Researchers agree that forgiveness is not denying, excusing, minimizing, forgetting or tolerating the offense. It does not necessarily mean reconciling.

"That's an important distinction," says Witvliet, "Forgiveness is not about being a doormat, going back to the person who was dangerous for you."

The offender need not even know about the act of forgiveness. "Forgiveness is not for the other person," says Harold H. Bloomfield, a San Diego based psychologist and author of Making Peace with your Past. "It's something you give to yourself."

The act of forgiveness also seems to require something beyond a normal human reaction.
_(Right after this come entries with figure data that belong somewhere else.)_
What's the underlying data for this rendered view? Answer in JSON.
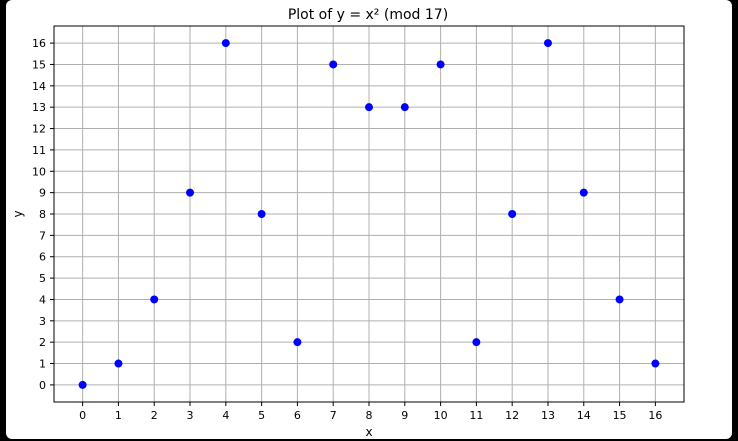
{
  "chart_data": {
    "type": "scatter",
    "title": "Plot of y = x² (mod 17)",
    "xlabel": "x",
    "ylabel": "y",
    "x": [
      0,
      1,
      2,
      3,
      4,
      5,
      6,
      7,
      8,
      9,
      10,
      11,
      12,
      13,
      14,
      15,
      16
    ],
    "y": [
      0,
      1,
      4,
      9,
      16,
      8,
      2,
      15,
      13,
      13,
      15,
      2,
      8,
      16,
      9,
      4,
      1
    ],
    "xticks": [
      "0",
      "1",
      "2",
      "3",
      "4",
      "5",
      "6",
      "7",
      "8",
      "9",
      "10",
      "11",
      "12",
      "13",
      "14",
      "15",
      "16"
    ],
    "yticks": [
      "0",
      "1",
      "2",
      "3",
      "4",
      "5",
      "6",
      "7",
      "8",
      "9",
      "10",
      "11",
      "12",
      "13",
      "14",
      "15",
      "16"
    ],
    "xlim": [
      -0.8,
      16.8
    ],
    "ylim": [
      -0.8,
      16.8
    ],
    "grid": true,
    "marker_color": "#0000ff"
  }
}
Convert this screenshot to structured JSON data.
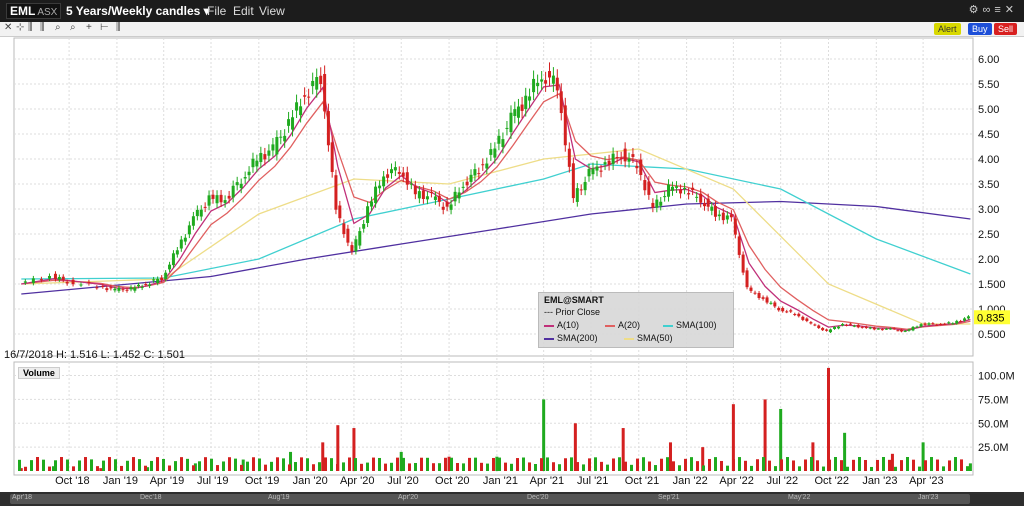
{
  "window": {
    "symbol": "EML",
    "exchange": "ASX",
    "period": "5 Years/Weekly candles",
    "menu": [
      "File",
      "Edit",
      "View"
    ]
  },
  "toolbar_icons": [
    "close-icon",
    "crosshair-icon",
    "zoom-in-icon",
    "zoom-out-icon",
    "cursor-icon",
    "drawing-icon"
  ],
  "actions": {
    "alert": "Alert",
    "buy": "Buy",
    "sell": "Sell"
  },
  "colors": {
    "up_candle": "#1faa1f",
    "down_candle": "#d42020",
    "a10": "#c0307a",
    "a20": "#e06060",
    "sma100": "#40d0d0",
    "sma200": "#5030a0",
    "sma50": "#eedd88",
    "price_tag": "#ffff33"
  },
  "legend": {
    "title": "EML@SMART",
    "prior_close": "Prior Close",
    "items": [
      "A(10)",
      "A(20)",
      "SMA(100)",
      "SMA(200)",
      "SMA(50)"
    ]
  },
  "ohlc_readout": "16/7/2018  H: 1.516  L: 1.452  C: 1.501",
  "volume_label": "Volume",
  "price_axis": [
    "6.00",
    "5.50",
    "5.00",
    "4.50",
    "4.00",
    "3.50",
    "3.00",
    "2.50",
    "2.00",
    "1.500",
    "1.000",
    "0.500"
  ],
  "last_price": "0.835",
  "volume_axis": [
    "100.0M",
    "75.0M",
    "50.0M",
    "25.0M"
  ],
  "time_axis": [
    "Oct '18",
    "Jan '19",
    "Apr '19",
    "Jul '19",
    "Oct '19",
    "Jan '20",
    "Apr '20",
    "Jul '20",
    "Oct '20",
    "Jan '21",
    "Apr '21",
    "Jul '21",
    "Oct '21",
    "Jan '22",
    "Apr '22",
    "Jul '22",
    "Oct '22",
    "Jan '23",
    "Apr '23"
  ],
  "scroll_axis": [
    "Apr'18",
    "Dec'18",
    "Aug'19",
    "Apr'20",
    "Dec'20",
    "Sep'21",
    "May'22",
    "Jan'23"
  ],
  "chart_data": {
    "type": "candlestick",
    "price_range": [
      0.3,
      6.3
    ],
    "volume_range": [
      0,
      110
    ],
    "close_key": [
      "date",
      "close"
    ],
    "close": [
      [
        "2018-07",
        1.5
      ],
      [
        "2018-09",
        1.66
      ],
      [
        "2018-10",
        1.55
      ],
      [
        "2018-12",
        1.45
      ],
      [
        "2019-01",
        1.38
      ],
      [
        "2019-02",
        1.4
      ],
      [
        "2019-03",
        1.5
      ],
      [
        "2019-04",
        1.62
      ],
      [
        "2019-05",
        2.2
      ],
      [
        "2019-06",
        2.8
      ],
      [
        "2019-07",
        3.2
      ],
      [
        "2019-08",
        3.2
      ],
      [
        "2019-09",
        3.6
      ],
      [
        "2019-10",
        4.0
      ],
      [
        "2019-11",
        4.2
      ],
      [
        "2019-12",
        4.7
      ],
      [
        "2020-01",
        5.3
      ],
      [
        "2020-02",
        5.65
      ],
      [
        "2020-03",
        3.0
      ],
      [
        "2020-04",
        2.1
      ],
      [
        "2020-05",
        3.0
      ],
      [
        "2020-06",
        3.7
      ],
      [
        "2020-07",
        3.8
      ],
      [
        "2020-08",
        3.3
      ],
      [
        "2020-09",
        3.25
      ],
      [
        "2020-10",
        3.0
      ],
      [
        "2020-11",
        3.5
      ],
      [
        "2020-12",
        3.8
      ],
      [
        "2021-01",
        4.2
      ],
      [
        "2021-02",
        4.8
      ],
      [
        "2021-03",
        5.2
      ],
      [
        "2021-04",
        5.7
      ],
      [
        "2021-05",
        5.5
      ],
      [
        "2021-06",
        3.2
      ],
      [
        "2021-07",
        3.7
      ],
      [
        "2021-08",
        3.9
      ],
      [
        "2021-09",
        4.1
      ],
      [
        "2021-10",
        3.9
      ],
      [
        "2021-11",
        3.0
      ],
      [
        "2021-12",
        3.4
      ],
      [
        "2022-01",
        3.4
      ],
      [
        "2022-02",
        3.2
      ],
      [
        "2022-03",
        2.9
      ],
      [
        "2022-04",
        2.8
      ],
      [
        "2022-05",
        1.4
      ],
      [
        "2022-06",
        1.2
      ],
      [
        "2022-07",
        1.0
      ],
      [
        "2022-08",
        0.9
      ],
      [
        "2022-09",
        0.7
      ],
      [
        "2022-10",
        0.55
      ],
      [
        "2022-11",
        0.7
      ],
      [
        "2022-12",
        0.65
      ],
      [
        "2023-01",
        0.6
      ],
      [
        "2023-02",
        0.6
      ],
      [
        "2023-03",
        0.55
      ],
      [
        "2023-04",
        0.7
      ],
      [
        "2023-05",
        0.7
      ],
      [
        "2023-06",
        0.72
      ],
      [
        "2023-07",
        0.835
      ]
    ],
    "sma200_key": [
      "date",
      "value"
    ],
    "sma200": [
      [
        "2018-07",
        1.3
      ],
      [
        "2019-07",
        1.65
      ],
      [
        "2020-01",
        2.0
      ],
      [
        "2020-07",
        2.3
      ],
      [
        "2021-01",
        2.6
      ],
      [
        "2021-07",
        2.9
      ],
      [
        "2022-01",
        3.1
      ],
      [
        "2022-07",
        3.15
      ],
      [
        "2023-01",
        3.05
      ],
      [
        "2023-07",
        2.8
      ]
    ],
    "sma100_key": [
      "date",
      "value"
    ],
    "sma100": [
      [
        "2018-07",
        1.6
      ],
      [
        "2019-04",
        1.62
      ],
      [
        "2019-10",
        2.0
      ],
      [
        "2020-04",
        2.8
      ],
      [
        "2020-10",
        3.2
      ],
      [
        "2021-04",
        3.6
      ],
      [
        "2021-07",
        3.9
      ],
      [
        "2022-01",
        3.8
      ],
      [
        "2022-07",
        3.4
      ],
      [
        "2023-01",
        2.4
      ],
      [
        "2023-07",
        1.7
      ]
    ],
    "sma50_key": [
      "date",
      "value"
    ],
    "sma50": [
      [
        "2018-07",
        1.5
      ],
      [
        "2019-04",
        1.6
      ],
      [
        "2019-10",
        2.9
      ],
      [
        "2020-04",
        3.6
      ],
      [
        "2020-10",
        3.5
      ],
      [
        "2021-04",
        4.0
      ],
      [
        "2021-10",
        4.2
      ],
      [
        "2022-04",
        3.4
      ],
      [
        "2022-10",
        1.5
      ],
      [
        "2023-04",
        0.7
      ],
      [
        "2023-07",
        0.7
      ]
    ],
    "volume_note": "weekly volumes in millions",
    "volume_key": [
      "date",
      "volume_m",
      "direction"
    ],
    "volume": [
      [
        "2018-07",
        3,
        "down"
      ],
      [
        "2018-09",
        5,
        "up"
      ],
      [
        "2018-12",
        3,
        "down"
      ],
      [
        "2019-03",
        4,
        "up"
      ],
      [
        "2019-06",
        8,
        "up"
      ],
      [
        "2019-09",
        12,
        "up"
      ],
      [
        "2019-12",
        20,
        "up"
      ],
      [
        "2020-02",
        30,
        "down"
      ],
      [
        "2020-03",
        48,
        "down"
      ],
      [
        "2020-04",
        45,
        "down"
      ],
      [
        "2020-07",
        20,
        "up"
      ],
      [
        "2020-10",
        15,
        "down"
      ],
      [
        "2021-01",
        15,
        "up"
      ],
      [
        "2021-04",
        75,
        "up"
      ],
      [
        "2021-06",
        50,
        "down"
      ],
      [
        "2021-09",
        45,
        "red"
      ],
      [
        "2021-12",
        30,
        "down"
      ],
      [
        "2022-02",
        25,
        "down"
      ],
      [
        "2022-04",
        70,
        "down"
      ],
      [
        "2022-06",
        75,
        "down"
      ],
      [
        "2022-07",
        65,
        "up"
      ],
      [
        "2022-09",
        30,
        "down"
      ],
      [
        "2022-10",
        108,
        "down"
      ],
      [
        "2022-11",
        40,
        "up"
      ],
      [
        "2023-02",
        18,
        "down"
      ],
      [
        "2023-04",
        30,
        "up"
      ],
      [
        "2023-07",
        8,
        "up"
      ]
    ]
  }
}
"It goes against every natural instinct we have, the foremost being revenge," says Roxane Lulofs, professor of communication studies at Azusa Pacific University, who is studying the ways in which people describe forgiveness episodes. Fortunately, researchers and psychologists say it can be taught.

Witvliet describes forgiveness as a two pronged response: The first step is to relinquish vengeance. "Feelings of ill will toward the offender are let go," she says. The resulting void is filled by the mercy component of forgiveness: Wish the offender well, even if it can only be in a small way. Perhaps you hope for the offender to express anger in a healthier way, suggests Witvliet, or that the offender will be able to maintain sobriety or develop healthy patterns of living.

The art — and science — of forgiving

Luskin, along with Carl Thoresen, a professor of psychology and psychiatry at Stanford, teach a class, "The Art and Science of Forgiving" which helps people learn and practice the act of forgiveness. They assist students in their understanding that every action has a personal and impersonal component to it; that if they are inclined to see actions as personal attacks, they are more likely to feel distress and blame others for that distress.

A recent graduate of Luskin's program, O'Brien says her life is healthier and, surprisingly, richer. "I'm a lot more tolerant of people," she says. "I don't take things as personally." She called her ex-husband and said she wanted him in her life, in some fashion. He was surprised, then pleased. They recently met for lunch. "It was the first time there was definite affection toward each other," she says. " It was very nice."